Le penseur a commencé par être un observateur, jusqu’à ses vingt-cinq ou trente ans, et son fonds d’observations est ce qui constituera une pensée originale. Quand il atteint la maturité, il travaille ce fonds par la pensée, et son attention est alors mobilisée par ce travail. Or ce fonds est déjà davantage constitué par des lectures que par des impressions vécues, car les impressions de la vie ordinaire sont dans l’ensemble pauvres comparées à celles qui peuvent s’obtenir via la lecture, et c’est toujours le cas pour les impressions intellectuelles, que le commerce ordinaire ne permet même pas d’acquérir dans la plupart des cas. Passé l’âge des impressions déterminantes, les impressions sont superfétatoires et importunes ; le retrait s’impose. Ce qui sollicite le penseur vers le monde des impressions contrarie le cours de sa pensée, que cette sollicitation soit déplaisante ou séduisante. L’intellect moyen n’a d’autre choix que de contrebalancer les unes par les autres, le penseur ne fonctionne pas ainsi : les unes comme les autres sont déplacées pour lui. Elles ne nourrissent plus, la jeunesse passée, et ne peuvent occuper le penseur au même titre que sa pensée, ce dernier ayant l’organe pour un tel traitement. L’un se livre à ses impressions, l’autre y est livré. L’un les recherche, l’autre les évite.
Le penseur cherche une vie ordinaire car il lui incombe de produire une pensée et non un témoignage. L’extraordinaire, dans la vie d’un penseur, est pris à sa pensée.
Le littérateur est fourvoyé si on lui suppose de grandes facultés. Conscient de ses facultés, il s’est contenté d’en rendre témoignage au lieu de s’en servir selon leur finalité la plus haute. C’est pourquoi Platon chasse les « poètes » de sa Cité : ils sont un exemple corrupteur pour les individus capables (le bruit du vent suffit à corrompre les autres). La littérature est la fosse commune du génie.
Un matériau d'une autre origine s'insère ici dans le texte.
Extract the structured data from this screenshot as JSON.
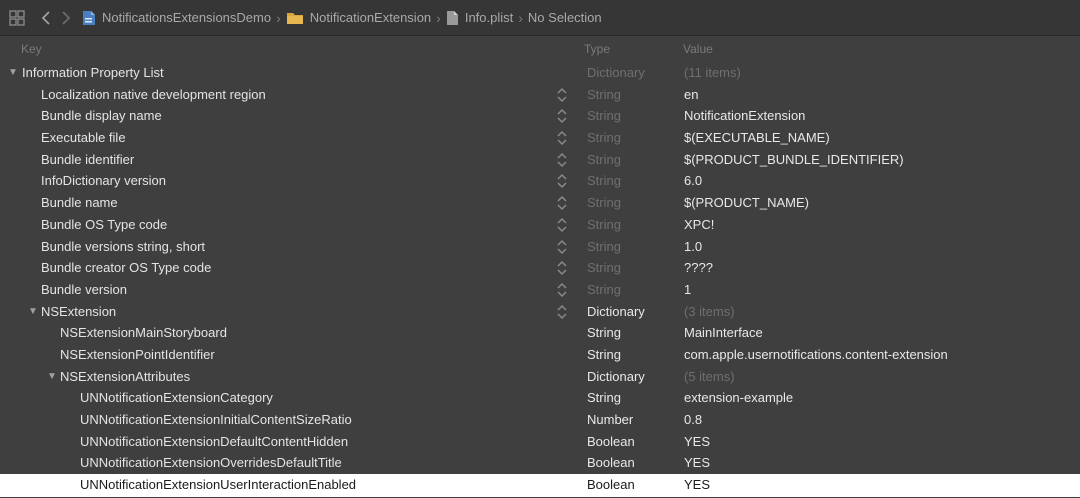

L’extraordinaire que peut vivre une personne douée de facultés n’est pas essentiellement différent de celui qu’une autre personne vivra, placée dans des circonstances extraordinaires. En revanche, cette dernière, à défaut de facultés, ne peut produire une pensée, même si elle n’est pas placée dans des circonstances extraordinaires. Autrement dit, comme c’est la vie ordinaire qui favorise l’emploi des hautes facultés, les circonstances extraordinaires, qui sont le produit vendu par la littérature en tant qu’exemple moral, ce qu’elle est qu’elle le veuille ou non, ne sont pas recherchées par le penseur.
Tout ce qui réclame l’attention est pour l’intellect ordinaire une bénédiction qui le sort de son marasme intérieur, pour le philosophe un vol.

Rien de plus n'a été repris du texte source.